Miguel Serras Pereira disse...

Delicioso - tanto o divertido texto do RAP como o comentário do responsável. Obrigado pela dica, camarada.

Abrç grd

miguel sp

Anónimo disse...

Por mim, que já escrevi sobre este assunto, só quero dizer duas coisas:

- uma que acho de uma coerência irrepreensível os apoiantes de Alegre que, ao virar de uma esquina falam de uma «sábia» decisão do PCP e de que, para certa finalidade, melhor casndidato não havia e, logo noutra esquina, se entretêm a tentar amesquinhar e ridicularizar Francisco Lopes;

- a outra é que fico comovido até às lágrimas e tenho dolorosas insónias só de saber e de ver que tantos não comunistas e tantos adversários políticos do PCP desejavam do coração e em sofrimento que o PCP tivesse escolhido um candidato que supostamente lhe daria um magnificente score eleitoral nas presidenciais.
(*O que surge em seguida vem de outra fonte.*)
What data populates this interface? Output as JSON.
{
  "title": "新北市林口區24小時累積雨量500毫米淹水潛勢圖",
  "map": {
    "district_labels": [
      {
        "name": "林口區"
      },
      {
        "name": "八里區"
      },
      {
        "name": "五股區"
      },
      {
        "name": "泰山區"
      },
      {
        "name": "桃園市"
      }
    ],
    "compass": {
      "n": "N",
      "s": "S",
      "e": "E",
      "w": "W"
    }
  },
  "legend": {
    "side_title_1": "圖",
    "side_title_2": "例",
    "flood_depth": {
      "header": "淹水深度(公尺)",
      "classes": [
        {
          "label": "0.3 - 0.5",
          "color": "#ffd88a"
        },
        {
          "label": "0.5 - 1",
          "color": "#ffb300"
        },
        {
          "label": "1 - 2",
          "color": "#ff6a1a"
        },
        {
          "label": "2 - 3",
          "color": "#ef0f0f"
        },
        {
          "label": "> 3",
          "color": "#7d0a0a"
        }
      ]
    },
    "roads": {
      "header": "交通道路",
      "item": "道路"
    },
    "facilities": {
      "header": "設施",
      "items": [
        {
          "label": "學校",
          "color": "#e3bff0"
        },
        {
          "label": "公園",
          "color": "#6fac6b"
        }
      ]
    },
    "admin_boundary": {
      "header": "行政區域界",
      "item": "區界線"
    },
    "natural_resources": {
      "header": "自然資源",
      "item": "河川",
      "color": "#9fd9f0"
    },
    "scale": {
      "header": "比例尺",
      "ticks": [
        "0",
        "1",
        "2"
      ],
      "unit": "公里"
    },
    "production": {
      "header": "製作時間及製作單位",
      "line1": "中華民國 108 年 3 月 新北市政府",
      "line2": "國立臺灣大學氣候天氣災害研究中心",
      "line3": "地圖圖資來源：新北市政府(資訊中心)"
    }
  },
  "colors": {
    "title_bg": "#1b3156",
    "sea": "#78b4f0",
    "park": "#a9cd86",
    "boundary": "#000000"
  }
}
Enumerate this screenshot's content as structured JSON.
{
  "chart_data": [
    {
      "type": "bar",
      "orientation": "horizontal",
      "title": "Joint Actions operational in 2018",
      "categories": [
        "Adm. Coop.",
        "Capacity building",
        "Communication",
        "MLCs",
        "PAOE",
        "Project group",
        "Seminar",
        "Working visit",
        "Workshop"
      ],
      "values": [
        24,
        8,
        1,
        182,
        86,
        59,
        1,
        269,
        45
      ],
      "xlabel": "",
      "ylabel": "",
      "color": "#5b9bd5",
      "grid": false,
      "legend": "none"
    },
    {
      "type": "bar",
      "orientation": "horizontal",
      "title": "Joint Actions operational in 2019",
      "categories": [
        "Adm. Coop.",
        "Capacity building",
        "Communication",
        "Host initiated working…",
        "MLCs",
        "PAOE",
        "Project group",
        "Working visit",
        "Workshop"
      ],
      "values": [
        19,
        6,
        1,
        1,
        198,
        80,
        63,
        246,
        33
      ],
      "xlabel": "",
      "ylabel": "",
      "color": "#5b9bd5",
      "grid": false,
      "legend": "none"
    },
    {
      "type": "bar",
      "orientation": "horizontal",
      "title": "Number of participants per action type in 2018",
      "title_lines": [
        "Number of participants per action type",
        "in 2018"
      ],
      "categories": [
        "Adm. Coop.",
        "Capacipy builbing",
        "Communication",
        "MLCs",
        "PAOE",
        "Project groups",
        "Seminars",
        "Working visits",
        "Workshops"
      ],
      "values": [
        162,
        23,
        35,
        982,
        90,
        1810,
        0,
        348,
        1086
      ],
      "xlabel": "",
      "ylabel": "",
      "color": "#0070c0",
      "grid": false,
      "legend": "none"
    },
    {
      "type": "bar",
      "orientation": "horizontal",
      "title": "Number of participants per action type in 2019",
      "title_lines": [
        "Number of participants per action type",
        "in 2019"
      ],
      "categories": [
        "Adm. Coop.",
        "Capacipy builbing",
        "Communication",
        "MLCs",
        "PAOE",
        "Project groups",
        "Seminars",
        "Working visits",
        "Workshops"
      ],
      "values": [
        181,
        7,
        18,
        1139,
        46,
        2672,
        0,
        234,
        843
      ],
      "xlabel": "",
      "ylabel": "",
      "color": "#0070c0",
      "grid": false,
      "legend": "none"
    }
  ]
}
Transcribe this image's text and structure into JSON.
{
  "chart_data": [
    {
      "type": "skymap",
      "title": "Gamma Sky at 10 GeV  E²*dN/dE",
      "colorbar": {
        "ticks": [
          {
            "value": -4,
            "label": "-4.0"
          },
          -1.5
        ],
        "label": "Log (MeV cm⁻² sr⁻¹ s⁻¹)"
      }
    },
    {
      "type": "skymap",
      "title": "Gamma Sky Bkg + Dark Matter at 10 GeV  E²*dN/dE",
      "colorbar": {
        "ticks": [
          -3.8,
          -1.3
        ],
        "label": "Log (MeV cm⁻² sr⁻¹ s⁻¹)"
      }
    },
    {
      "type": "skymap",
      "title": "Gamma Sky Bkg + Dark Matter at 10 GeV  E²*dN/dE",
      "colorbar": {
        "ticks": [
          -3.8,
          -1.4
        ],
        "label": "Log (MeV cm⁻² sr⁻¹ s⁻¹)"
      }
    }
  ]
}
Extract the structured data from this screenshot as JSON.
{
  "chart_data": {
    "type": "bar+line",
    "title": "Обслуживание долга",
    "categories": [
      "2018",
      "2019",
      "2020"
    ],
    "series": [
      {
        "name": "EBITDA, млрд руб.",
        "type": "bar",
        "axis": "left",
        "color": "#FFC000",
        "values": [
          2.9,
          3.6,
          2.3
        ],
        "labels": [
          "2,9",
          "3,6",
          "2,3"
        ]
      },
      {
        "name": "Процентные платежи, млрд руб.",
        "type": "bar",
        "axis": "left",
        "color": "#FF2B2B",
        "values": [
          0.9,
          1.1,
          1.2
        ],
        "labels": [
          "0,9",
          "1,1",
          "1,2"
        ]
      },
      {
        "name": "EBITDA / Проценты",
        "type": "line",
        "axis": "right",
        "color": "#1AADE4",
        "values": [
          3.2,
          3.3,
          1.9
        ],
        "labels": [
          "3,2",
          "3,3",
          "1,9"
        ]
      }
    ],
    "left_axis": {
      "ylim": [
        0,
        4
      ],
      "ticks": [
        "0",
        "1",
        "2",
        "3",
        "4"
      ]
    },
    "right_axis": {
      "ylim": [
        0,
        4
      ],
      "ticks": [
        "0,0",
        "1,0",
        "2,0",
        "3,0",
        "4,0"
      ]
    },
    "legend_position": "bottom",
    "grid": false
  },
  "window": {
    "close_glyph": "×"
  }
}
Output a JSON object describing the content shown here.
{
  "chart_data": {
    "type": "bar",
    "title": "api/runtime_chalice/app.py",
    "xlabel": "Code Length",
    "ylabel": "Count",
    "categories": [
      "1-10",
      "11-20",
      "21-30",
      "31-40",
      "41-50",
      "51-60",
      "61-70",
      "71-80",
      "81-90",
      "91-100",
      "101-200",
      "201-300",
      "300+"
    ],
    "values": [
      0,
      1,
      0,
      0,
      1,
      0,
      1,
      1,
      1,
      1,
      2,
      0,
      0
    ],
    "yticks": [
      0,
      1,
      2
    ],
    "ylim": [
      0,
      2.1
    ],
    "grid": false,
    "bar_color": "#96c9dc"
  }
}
Não, não e não. Não vou terminar com o refrão de uma canção que em tempos muito idos foi cantada pela (minha camarada) Ivone Silva e pelo Camilo de Oliveira.

Ricardo S. Coelho disse...

Eu acho que o Comité Central nunca se ri de nada. O comunismo é uma coisa séria. Ponto final.
Claro que há alguns que cismam em fazer humor com coisas sérias. Na Coreia do Norte, onde o povo escolheu ter uma ditadura (segundo Francisco Lopes) ou uma coisa que se calhar até é uma democracia (segundo Bernardino Soares), sabem bem como tratar desta gente.

Luis Rainha disse...

Vítor,

Olha que há não-comunistas, como eu, que votam de quando em vez no PCP e têm por coisa boa que ele atinja bons scores.
Mas neste candidato não voto nem que a vaca tussa.

Anónimo disse...

Luís:

É por causa de casos como o seu que qualquer um de nós, quando escreve, mesmo que o não diga, sabe perfeitamente que toda a regra tem excepções.

LAM disse...

...Mas é caso para dizer que foi pior a emenda que o soneto.

O texto de RAP, em tom jocoso num tipo de registo de piada popular penso que não risca tinta ao candidato. Francisco Lopes é um homem desconhecido da imensa maioria das pessoas, e isso não é por certo desconhecido de quem propôs, mal ao bem não vem ao caso, o seu nome (se esse facto fosse desconhecido do CC então havia grandes motivos de preocupação). E toda a piada construída por RAP decorre daí. Nem a breve referência ao "candidato do PCUS", no sentido em que afirma que a escolha teria acontecido num órgão restrito, aparelhístico, do partido, pode levantar reacções de maior: por certo os dirigentes do PCP não querem convencer ninguém que o nome do candidato surgiu fruto do debate democrático profundo nas células de base do partido, digo eu.

E por isso digo que a emenda, o texto do dirigente do PCP, foi pior do que o soneto. Porque faz um ataque e lança suspeitas ("...cada um faz as suas opções. E RAP tem feito as suas"). Isto de uma pessoa, com muitas contradições é certo, mas que, arrisco, quase ganhou sozinho por exemplo o referendo da IVG.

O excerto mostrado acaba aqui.